There’s been a lot of buzz lately about the new easing of credit score requirements and how that affects mortgage rates, down payments and home ownership.

We sat down with Loan Consultant David Rodriguez from LoanDepot to break it down for you and separate the gossip from the facts. 

Ultimately, answering the big question: 

If I have a lower credit score, will I get a better rate than those with good credit? 

If you’ve worked hard to maintain good credit and keep your debt-to-income (DTI) ratio low, this new policy is not being set in place to penalize you for your success. 

One of the most common questions asked in regard to this new policy is whether someone with a lower credit score will get a better rate than those with good credit. 

The short answer is no, but let’s explain why…

First, any mortgage under $726,200 is considered a conforming loan, which means it is sold to the government-subsidized entities Freddie Mac and Fannie Mae (also called the Agencies). Freddie and Fannie’s guidelines set the industry standards for the banks, and these guidelines and pricing incentives have changed over the years.

Today, Freddie and Fannie, along with many depository banks, are pushing for first-time home buyers to attain homeownership. They are especially focused on helping those in low-to-moderate income areas per the U.S. Census get into the market with low down payment options. There are very limited areas in and around New York City that fall into this category. However, it’s important to note that these new options are mainly for conforming loans sold to Freddie and Fannie.

Even with those new pricing incentives put into place, a lower credit score will not get you a better rate than those with good credit. The agencies are redistributing the pricing incentives for those with lower credit scores to not be hit as hard as before on the loan level pricing adjusters (LLPAs) – aka the reduction in hits charged to people with lower credit scores. The LLPAs adjust for everything, including down payment, credit score, property type (condo vs. single-family home), occupancy (primary, second, investment), etc. For people with lower credit scores, they will see better pricing specifically in the range when putting less than 20% down, a sector where they would be penalized heavily for having lower credit scores. 

The important thing to consider here is that those with good credit, good income and low debt have options that those in opposite scenarios do not. In New York City, we are lucky to have so many options at our fingertips – many other areas of the United States are not so lucky, which is why these government-subsidized entities are putting new pricing incentives into place to help that part of the population. In New York, we have a plethora of options at our fingertips to shop around for the best rate. 

Another important fact to consider is that loans over $760,000 – also known as jumbo or portfolio loans – are kept on a bank’s books and not sold to Freddie or Fannie. These loans have different guidelines and rates than conforming loans and can be much more favorable for buyers with good credit, good income, larger down payments, and low debt. You will see many clients in our area fund their loan through portfolio loans which give big rate incentives for grade-a clients. 

In April 2023, the median sale price in Manhattan was $1.18M, according to UrbanDigs, so many New Yorkers will be purchasing properties way above what Frannie and Freddie control, and will therefore need to follow the guidelines of the lending institution of their choice versus the government-subsidized entities like Freddie Mac and Fannie Mae.

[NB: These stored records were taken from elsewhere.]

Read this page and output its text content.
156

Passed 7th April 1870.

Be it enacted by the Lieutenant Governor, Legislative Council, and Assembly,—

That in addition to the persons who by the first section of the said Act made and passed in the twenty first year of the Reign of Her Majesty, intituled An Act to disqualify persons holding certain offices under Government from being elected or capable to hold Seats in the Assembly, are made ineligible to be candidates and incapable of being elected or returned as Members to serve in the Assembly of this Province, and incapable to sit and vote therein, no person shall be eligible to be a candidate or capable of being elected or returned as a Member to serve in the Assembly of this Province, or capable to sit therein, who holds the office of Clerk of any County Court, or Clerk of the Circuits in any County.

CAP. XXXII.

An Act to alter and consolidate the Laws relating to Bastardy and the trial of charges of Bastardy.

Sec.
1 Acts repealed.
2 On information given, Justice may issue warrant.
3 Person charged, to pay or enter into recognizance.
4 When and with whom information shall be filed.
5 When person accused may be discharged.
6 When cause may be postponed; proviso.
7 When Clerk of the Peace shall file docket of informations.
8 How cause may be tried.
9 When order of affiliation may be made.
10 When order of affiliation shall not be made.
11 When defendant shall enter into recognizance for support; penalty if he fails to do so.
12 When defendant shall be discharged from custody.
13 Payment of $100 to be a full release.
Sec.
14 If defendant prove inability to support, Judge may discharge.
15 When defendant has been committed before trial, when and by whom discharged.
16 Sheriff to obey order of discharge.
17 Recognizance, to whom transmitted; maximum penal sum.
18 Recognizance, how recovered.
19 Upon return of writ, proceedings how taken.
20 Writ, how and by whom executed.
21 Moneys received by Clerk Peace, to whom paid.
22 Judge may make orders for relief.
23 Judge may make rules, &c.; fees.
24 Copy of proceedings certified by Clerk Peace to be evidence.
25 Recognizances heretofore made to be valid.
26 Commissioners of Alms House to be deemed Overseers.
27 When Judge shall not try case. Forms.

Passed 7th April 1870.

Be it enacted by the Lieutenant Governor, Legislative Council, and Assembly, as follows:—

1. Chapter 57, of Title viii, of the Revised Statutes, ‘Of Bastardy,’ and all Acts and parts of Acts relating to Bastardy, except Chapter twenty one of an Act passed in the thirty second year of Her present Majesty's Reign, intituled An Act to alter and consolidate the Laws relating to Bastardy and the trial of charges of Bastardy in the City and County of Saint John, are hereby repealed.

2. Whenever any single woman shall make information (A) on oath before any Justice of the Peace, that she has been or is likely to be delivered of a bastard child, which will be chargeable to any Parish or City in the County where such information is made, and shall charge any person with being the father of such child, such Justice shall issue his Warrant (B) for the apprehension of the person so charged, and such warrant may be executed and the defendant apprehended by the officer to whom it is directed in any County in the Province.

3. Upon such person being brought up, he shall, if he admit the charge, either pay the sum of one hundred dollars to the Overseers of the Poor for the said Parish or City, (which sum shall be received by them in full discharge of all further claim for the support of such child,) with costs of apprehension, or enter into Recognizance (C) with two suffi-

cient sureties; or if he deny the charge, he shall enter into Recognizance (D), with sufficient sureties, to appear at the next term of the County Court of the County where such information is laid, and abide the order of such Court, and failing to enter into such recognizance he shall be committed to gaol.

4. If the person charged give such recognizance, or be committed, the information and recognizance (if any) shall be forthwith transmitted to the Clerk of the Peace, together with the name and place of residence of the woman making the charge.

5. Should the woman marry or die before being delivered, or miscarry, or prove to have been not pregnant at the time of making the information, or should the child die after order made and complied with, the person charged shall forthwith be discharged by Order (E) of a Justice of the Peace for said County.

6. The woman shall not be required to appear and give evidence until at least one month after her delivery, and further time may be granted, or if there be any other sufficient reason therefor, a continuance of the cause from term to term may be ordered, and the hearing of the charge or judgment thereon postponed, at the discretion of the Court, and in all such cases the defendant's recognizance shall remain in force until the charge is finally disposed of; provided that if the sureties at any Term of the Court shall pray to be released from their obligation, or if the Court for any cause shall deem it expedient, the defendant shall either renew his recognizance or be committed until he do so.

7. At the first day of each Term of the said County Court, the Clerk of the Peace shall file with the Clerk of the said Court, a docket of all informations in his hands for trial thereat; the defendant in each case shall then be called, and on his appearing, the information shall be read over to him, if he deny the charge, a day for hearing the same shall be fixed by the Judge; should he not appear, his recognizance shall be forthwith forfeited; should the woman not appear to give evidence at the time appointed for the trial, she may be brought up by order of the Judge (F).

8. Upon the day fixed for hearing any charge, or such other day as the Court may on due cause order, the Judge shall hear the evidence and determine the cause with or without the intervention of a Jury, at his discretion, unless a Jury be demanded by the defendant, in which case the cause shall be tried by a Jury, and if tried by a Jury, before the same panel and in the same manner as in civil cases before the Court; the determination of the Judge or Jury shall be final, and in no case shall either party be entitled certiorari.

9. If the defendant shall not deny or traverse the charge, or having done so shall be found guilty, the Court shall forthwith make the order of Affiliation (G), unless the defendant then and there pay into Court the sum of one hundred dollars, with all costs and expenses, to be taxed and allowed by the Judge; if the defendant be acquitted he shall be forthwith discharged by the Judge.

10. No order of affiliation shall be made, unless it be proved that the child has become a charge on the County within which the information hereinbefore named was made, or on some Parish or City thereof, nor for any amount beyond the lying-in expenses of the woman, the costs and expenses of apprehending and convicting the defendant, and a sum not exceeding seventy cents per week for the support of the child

So, while it may seem confusing, the biggest takeaway here should be that in New York City, partnering with a loan officer who has multiple product options available is your best bet to get the most favorable options, and the lowest rate. Those lenders can help guide you through the process of securing financing and walk you through the different financing product options available that fit your needs – and can help you capitalize on the lowest rates possible. 

If you have questions about your home-buying journey, or your financing options, reach out to us today to be connected with an agent and a loan officer to help make your real estate goals a reality. 

In summary, Freddie and Fannie, along with many lenders, are focused on helping first-time home buyers attain homeownership, especially those in low-to-moderate income areas and first-time homebuyers. Lower credit scores won’t get you a better rate than those with good credit, but there are options available to help those with lower credit scores.